Ibnu Jubair merupakan seorang tokoh yang mendapatkan banyak pujian dari kalangan ulama. Al-Muqri dalam karyanya berjudul Nafhu Thayyib Min Ghasnil Andalus ar-Rathib mengatakan, “Ia belajar dari ayahnya, Abu Abdullah al-Ashili, belajar ilmu qiraat (melantunkan Alquran) dari Abul Hasan bin Abi ‘Aisy. Ia memiliki kepakaran di bidang sastra. Karya-karya puisi dan tulisan lainnya bernilai tinggi”.

Ibnu Jubair melakukan tiga kali perjalanan dari Timur dan membukukan kisah perjalanan pertamanya dalam bentuk catatan harian yang diberi judul Tadzkirah bil Akhbar ‘an Ittifaq al-Asfar. Kemungkinan ia menuliskannya pada tahun 852 H/1186 M. Karya Ibnu Jubair ini diterbitkann pertama kali oleh seorang orientalis asal Inggris W. Wright pada tahun 1852 M. Kemudian dicetak ulang pada tahun 1907 M dengan suntingan baru dari orientalis Belanda De Goeje.

Raghib As-Sirjani dalam tulisannya berjudul Ibnu Jubair, Al-Jugrafi al-Fadhil, mengatakan:

“Ibnu Jubair memulai perjalanannya dari kota Granada pada tahun 578 H. Ia hendak pergi ke Makkah untuk menunaikan ibadah haji. Ia pergi ke Sabtah/Ceuta, sebuah eksklave milik Spanyol yang terletak di Afrika Utara, ujung utara Maghreb, di pesisir pantai Mediterania dekat Selat Gibraltar.
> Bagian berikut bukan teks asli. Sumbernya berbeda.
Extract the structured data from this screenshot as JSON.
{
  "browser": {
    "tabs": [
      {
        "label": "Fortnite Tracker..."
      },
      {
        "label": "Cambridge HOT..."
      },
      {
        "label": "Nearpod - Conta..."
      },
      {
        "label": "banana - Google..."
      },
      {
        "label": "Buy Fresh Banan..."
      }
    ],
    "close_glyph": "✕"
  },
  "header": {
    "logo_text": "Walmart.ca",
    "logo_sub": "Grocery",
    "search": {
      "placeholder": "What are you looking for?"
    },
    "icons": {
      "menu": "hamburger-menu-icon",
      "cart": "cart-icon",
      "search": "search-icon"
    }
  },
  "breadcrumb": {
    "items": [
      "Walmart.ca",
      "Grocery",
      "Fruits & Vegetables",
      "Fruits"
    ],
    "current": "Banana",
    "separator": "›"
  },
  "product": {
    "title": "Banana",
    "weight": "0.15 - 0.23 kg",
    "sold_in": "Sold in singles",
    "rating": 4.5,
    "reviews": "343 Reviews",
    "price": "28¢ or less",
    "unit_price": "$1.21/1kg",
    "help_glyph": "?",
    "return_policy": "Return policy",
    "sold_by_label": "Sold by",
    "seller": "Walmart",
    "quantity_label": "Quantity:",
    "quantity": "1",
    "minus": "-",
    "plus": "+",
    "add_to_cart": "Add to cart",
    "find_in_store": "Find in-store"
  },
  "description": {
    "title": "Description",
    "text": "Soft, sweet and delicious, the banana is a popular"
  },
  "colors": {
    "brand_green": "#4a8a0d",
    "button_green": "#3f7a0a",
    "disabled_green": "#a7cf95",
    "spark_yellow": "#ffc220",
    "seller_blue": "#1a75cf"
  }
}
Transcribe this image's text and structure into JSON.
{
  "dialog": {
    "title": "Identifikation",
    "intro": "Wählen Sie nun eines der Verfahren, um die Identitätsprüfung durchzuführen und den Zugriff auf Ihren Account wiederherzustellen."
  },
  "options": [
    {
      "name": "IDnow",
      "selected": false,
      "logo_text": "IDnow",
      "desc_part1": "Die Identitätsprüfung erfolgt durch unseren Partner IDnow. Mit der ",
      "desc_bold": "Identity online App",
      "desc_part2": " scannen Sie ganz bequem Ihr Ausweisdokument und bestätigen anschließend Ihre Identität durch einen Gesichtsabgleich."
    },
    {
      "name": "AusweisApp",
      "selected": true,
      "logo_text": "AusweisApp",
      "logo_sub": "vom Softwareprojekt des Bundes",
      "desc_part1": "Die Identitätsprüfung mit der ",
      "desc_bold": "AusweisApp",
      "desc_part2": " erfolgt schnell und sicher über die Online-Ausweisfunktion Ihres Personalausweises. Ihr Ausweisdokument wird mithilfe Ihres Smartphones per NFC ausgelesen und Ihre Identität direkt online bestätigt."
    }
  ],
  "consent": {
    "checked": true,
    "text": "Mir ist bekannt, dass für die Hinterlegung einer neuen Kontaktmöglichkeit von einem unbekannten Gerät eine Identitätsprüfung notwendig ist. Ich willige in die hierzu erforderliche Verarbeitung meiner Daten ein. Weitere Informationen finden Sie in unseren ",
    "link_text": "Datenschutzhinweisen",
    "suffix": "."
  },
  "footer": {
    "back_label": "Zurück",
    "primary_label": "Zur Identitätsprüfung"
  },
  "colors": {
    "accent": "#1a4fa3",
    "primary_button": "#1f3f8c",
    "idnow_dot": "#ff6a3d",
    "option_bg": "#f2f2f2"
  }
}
Dari sana ia melanjutkan perjalanan ke Sardinia, pulau terbesar kedua setelah Sisilia di Laut Tengah. Sardinia terletak di antara Italia, Spanyol dan Tunisia, di sebalah selatan Pulau Korsika.Di kota itu ia melihat para tahanan muslim dijual di pasar budak. Apa yang dilihatnya itu menggugah kesadarannya bahwa apa yang dialami oleh kaum muslim di sana merupakan akibat dari terpecah  belahnya dunia Islam saat itu.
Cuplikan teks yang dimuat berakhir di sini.